When listening to a preacher, every listener must pay heed to how well the teacher heeds the primacy of the New Covenant in place of the Old. If someone is teaching truth from the Old Covenant apart from the Finished Work of Jesus Christ, the interpretation and application which one may draw from the teaching may lead to all kinds of errors.

For example, the two great commandments listed in Deuteronomy:

""The first of all the commandments is, Hear, O Israel; The Lord our God is one Lord:

"And thou shalt love the Lord thy God with all thy heart, and with all thy soul, and with all thy mind, and with all thy strength: this is the first commandment.

"And the second is like, namely this, Thou shalt love thy neighbour as thyself. There is none other commandment greater than these." (Mark 12: 29-31)

These commands are total, no room for error, and trying to love is not enough. This law, rather than inspiring individuals to be loving and obedient, must necessarily produce despair, as no one can love God with everything that they have.

The heart of man is wicked:

"The heart is deceitful above all things, and desperately wicked: who can know it?" (Jeremiah 17: 9)

Of himself, man cannot possible love God with all his heart.

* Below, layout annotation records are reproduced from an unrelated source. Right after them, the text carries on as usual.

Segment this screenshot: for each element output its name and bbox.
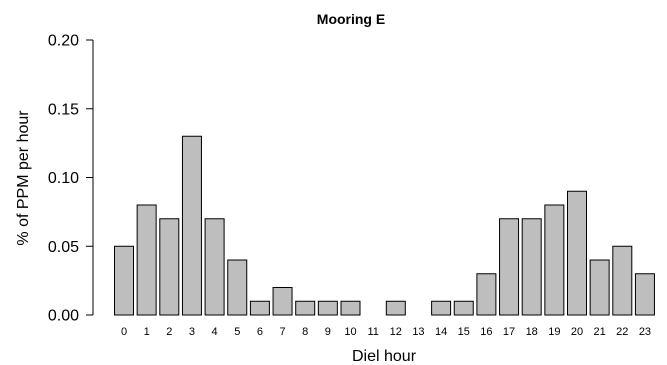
bar bbox=[521, 218, 542, 316]
bar bbox=[589, 259, 610, 316]
bar bbox=[317, 300, 338, 316]
x-tick-label: 7 bbox=[279, 326, 285, 338]
x-tick-label: 23 bbox=[639, 326, 651, 338]
y-tick-label: 0.15 bbox=[48, 101, 79, 118]
bar bbox=[272, 287, 293, 316]
x-tick-label: 1 bbox=[144, 326, 150, 338]
bar bbox=[612, 245, 633, 316]
x-tick-label: 17 bbox=[503, 326, 515, 338]
bar bbox=[544, 204, 565, 316]
x-tick-label: 9 bbox=[325, 326, 331, 338]
bar bbox=[114, 245, 134, 316]
bar bbox=[181, 135, 202, 316]
x-tick-label: 6 bbox=[257, 326, 263, 338]
x-tick-label: 4 bbox=[212, 326, 218, 338]
y-tick-label: 0.00 bbox=[48, 308, 79, 325]
bar bbox=[385, 300, 406, 316]
bar bbox=[453, 300, 474, 316]
bar bbox=[567, 190, 587, 316]
y-axis: 0.00 0.05 0.10 0.15 0.20 bbox=[48, 33, 94, 325]
y-tick-label: 0.05 bbox=[48, 239, 79, 256]
y-axis-label: % of PPM per hour bbox=[15, 110, 32, 246]
x-tick-label: 15 bbox=[458, 326, 470, 338]
x-tick-label: 8 bbox=[302, 326, 308, 338]
y-tick-label: 0.20 bbox=[48, 33, 79, 50]
bar bbox=[136, 204, 157, 316]
x-tick-label: 18 bbox=[526, 326, 538, 338]
bar bbox=[476, 273, 497, 316]
bar bbox=[295, 300, 316, 316]
x-tick-label: 12 bbox=[390, 326, 402, 338]
x-tick-label: 21 bbox=[594, 326, 606, 338]
x-tick-label: 11 bbox=[367, 326, 378, 338]
bars bbox=[114, 135, 655, 316]
chart-title: Mooring E bbox=[317, 11, 385, 27]
x-tick-label: 22 bbox=[616, 326, 628, 338]
bar bbox=[634, 273, 655, 316]
x-tick-label: 2 bbox=[166, 326, 172, 338]
bar bbox=[227, 259, 248, 316]
bar bbox=[340, 300, 361, 316]
x-tick-label: 10 bbox=[344, 326, 356, 338]
bar bbox=[499, 218, 520, 316]
x-tick-label: 16 bbox=[480, 326, 492, 338]
x-tick-label: 5 bbox=[234, 326, 240, 338]
bar bbox=[431, 300, 452, 316]
bar bbox=[159, 218, 180, 316]
x-tick-label: 0 bbox=[121, 326, 127, 338]
x-tick-label: 20 bbox=[571, 326, 583, 338]
x-tick-label: 19 bbox=[548, 326, 560, 338]
x-tick-label: 13 bbox=[412, 326, 424, 338]
x-axis-tick-labels: 0 1 2 3 4 5 6 7 8 9 10 11 12 13 14 15 16 17 18 19 20 21 22 23 bbox=[121, 326, 651, 338]
x-tick-label: 14 bbox=[435, 326, 447, 338]
bar bbox=[249, 300, 270, 316]
x-axis-label: Diel hour bbox=[352, 348, 417, 365]
x-tick-label: 3 bbox=[189, 326, 195, 338]
y-tick-label: 0.10 bbox=[48, 170, 79, 187]
bar bbox=[204, 218, 225, 316]
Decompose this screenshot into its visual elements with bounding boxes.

In the New Covenant, God promised to give man a new heart:

"And I will give them one heart, and I will put a new spirit within you; and I will take the stony heart out of their flesh, and will give them an heart of flesh:" (Ezekiel 11: 19)

Here "flesh" is better translated "soft" or "of good tidings": the Gospel!



Paul explains that the law is not intended for man to live by, but to bring man to the end of himself:

"Knowing this, that the law is not made for a righteous man, but for the lawless and disobedient, for the ungodly and for sinners, for unholy and profane, for murderers of fathers and murderers of mothers, for manslayers," (1 Timothy 1:9)

Paul also writes regarding the purpose of the law, the chief of which being to love God with all that we have:

"Now we know that what things soever the law saith, it saith to them who are under the law: that every mouth may be stopped, and all the world may become guilty before God.

"Therefore by the deeds of the law there shall no flesh be justified in his sight: for by the law is the knowledge of sin." (Romans 3: 19-20)

To the Galatians, Paul explains explicitly the law' temporary role as guardian until the Gospel was preached through Jesus Christ:

"But before faith came, we were kept under the law, shut up unto the faith which should afterwards be revealed.

"Wherefore the law was our schoolmaster to bring us unto Christ, that we might be justified by faith.

"But after that faith is come, we are no longer under a schoolmaster." (Galatians 3: 23-25)

To preach to believers that they have to "love God" is an unconscionable abuse of the Scripture, as no man can love God, in his own human efforts, to the ultimate standard demanded by the law.

Creflo Dollar must amend his teachings if he wishes to instill and remind his hearers of their true, redeemed identity in Christ.

In some cases, therefore, some preachers have failed to rightly divide the Word of God. Still preaching the Old Covenant, they neglect the glorious power of God working thorough us by the power of the Holy Spirit, who enables, ennobles, and supplies us to be obedient!